Sorry, the trigger is not failing, the trigger is just doing precisely what it was coded to do. The problem is the person coding the trigger doesn't understand transactions and concurrency controls and how the database works. By using the autonomous transaction to query the table - it is as if they started a brand new session to query that table. Of course that brand new session cannot see any changes made by not yet committed! Including the changes the trigger is trying to validate. This is PRECISELY why we have a mutating table constraint - your row level trigger is being fired as the rows are modified - if you were able to query the table in the trigger without the autonomous transaction - you would see the table half updated (and then what, what a MESS that would be). So, since Oracle is evil and prevents you from doing something bad here - you use an autonomous transaction - you get a consistent view of the table to be sure, but you cannot see the data you are trying to validate!!! That makes validation pretty hard.
Even if you did the "common mutating table constraint workaround" - by deferring your reads until the AFTER (not for each row) trigger, you cannot do this check in a trigger without LOCKING THE TABLE. You would have to serialize access in order to prevent two concurrent sessions from each creating a primary currency record at the same time.

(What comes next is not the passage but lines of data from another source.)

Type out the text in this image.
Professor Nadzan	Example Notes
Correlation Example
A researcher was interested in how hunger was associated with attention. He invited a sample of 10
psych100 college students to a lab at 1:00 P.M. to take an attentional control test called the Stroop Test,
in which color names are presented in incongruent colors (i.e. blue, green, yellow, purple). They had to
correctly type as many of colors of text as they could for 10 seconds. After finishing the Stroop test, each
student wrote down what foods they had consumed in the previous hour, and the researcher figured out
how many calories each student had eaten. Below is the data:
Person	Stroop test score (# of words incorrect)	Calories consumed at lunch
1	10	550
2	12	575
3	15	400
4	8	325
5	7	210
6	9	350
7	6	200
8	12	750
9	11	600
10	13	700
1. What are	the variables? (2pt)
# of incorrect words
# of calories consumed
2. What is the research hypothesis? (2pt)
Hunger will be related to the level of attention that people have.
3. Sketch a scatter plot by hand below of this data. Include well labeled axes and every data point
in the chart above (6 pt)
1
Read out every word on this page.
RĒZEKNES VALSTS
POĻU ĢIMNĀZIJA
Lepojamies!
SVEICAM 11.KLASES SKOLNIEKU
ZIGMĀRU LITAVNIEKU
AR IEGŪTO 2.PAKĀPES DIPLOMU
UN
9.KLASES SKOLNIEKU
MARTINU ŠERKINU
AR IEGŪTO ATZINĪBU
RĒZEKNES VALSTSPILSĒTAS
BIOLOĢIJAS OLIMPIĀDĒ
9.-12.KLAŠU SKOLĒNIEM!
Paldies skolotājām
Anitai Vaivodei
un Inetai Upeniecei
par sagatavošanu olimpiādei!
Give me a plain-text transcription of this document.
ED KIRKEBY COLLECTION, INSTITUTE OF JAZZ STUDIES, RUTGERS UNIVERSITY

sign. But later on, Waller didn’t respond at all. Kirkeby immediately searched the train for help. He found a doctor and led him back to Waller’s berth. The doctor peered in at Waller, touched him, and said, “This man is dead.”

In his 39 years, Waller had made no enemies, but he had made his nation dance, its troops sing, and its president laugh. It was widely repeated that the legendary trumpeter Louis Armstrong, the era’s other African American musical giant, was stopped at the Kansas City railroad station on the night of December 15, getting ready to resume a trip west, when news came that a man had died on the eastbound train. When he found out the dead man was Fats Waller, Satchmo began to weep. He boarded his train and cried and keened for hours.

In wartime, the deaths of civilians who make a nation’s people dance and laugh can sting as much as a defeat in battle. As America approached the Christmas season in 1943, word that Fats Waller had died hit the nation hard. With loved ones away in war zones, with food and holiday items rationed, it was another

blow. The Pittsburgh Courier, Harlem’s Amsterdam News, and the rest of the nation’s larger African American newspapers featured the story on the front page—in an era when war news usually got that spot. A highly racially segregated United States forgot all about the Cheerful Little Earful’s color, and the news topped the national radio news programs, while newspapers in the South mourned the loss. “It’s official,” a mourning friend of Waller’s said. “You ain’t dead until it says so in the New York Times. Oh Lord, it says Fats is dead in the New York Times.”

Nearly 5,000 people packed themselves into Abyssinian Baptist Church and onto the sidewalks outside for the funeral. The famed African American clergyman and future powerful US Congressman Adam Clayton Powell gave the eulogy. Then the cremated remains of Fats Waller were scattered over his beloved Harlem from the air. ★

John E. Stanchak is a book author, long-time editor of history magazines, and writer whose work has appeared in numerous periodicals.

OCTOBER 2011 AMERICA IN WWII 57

I would prefer a two table solution here:
ops$tkyte%ORA11GR1> create table primary_currency
2 ( country varchar2(2) primary key,
3 currency varchar2(3)
4 )
5 organization index
6 /
Table created.
ops$tkyte%ORA11GR1> create table other_currencies
2 ( country varchar2(2),
3 currency varchar2(3),
4 constraint other_currencies_pk
5 primary key(country,currency),
6 constraint must_have_at_least_one_primary
7 foreign key(country)
8 references primary_currency(country)
9 )
10 organization index
11 /
Table created.
That solves the problem quite elegantly - and even enforces the complex "must have a primary currency" constraint if you implement the foreign key. However, if they were to keep this single table, then I would say:
drop your trigger.
and promise to never use autonomous transactions to avoid mutating table constraints (I said "mutating table CONSTRAINTS", not error - the error is you using an autonomous transaction to destroy your data integrity) ever again.
add:
create unique index only_one_can_be_primary on country_currency_ref
( case when is_primary_currency = 'Y' then country_code end );
I hate triggers
I hate autonomous transactions
I hate when others
If we removed those three things from PLSQL - we would solve 90% of all application bugs I think... No kidding. I know, in the right hands, they are powerful tools. However, they fall into the wrong hands far too often.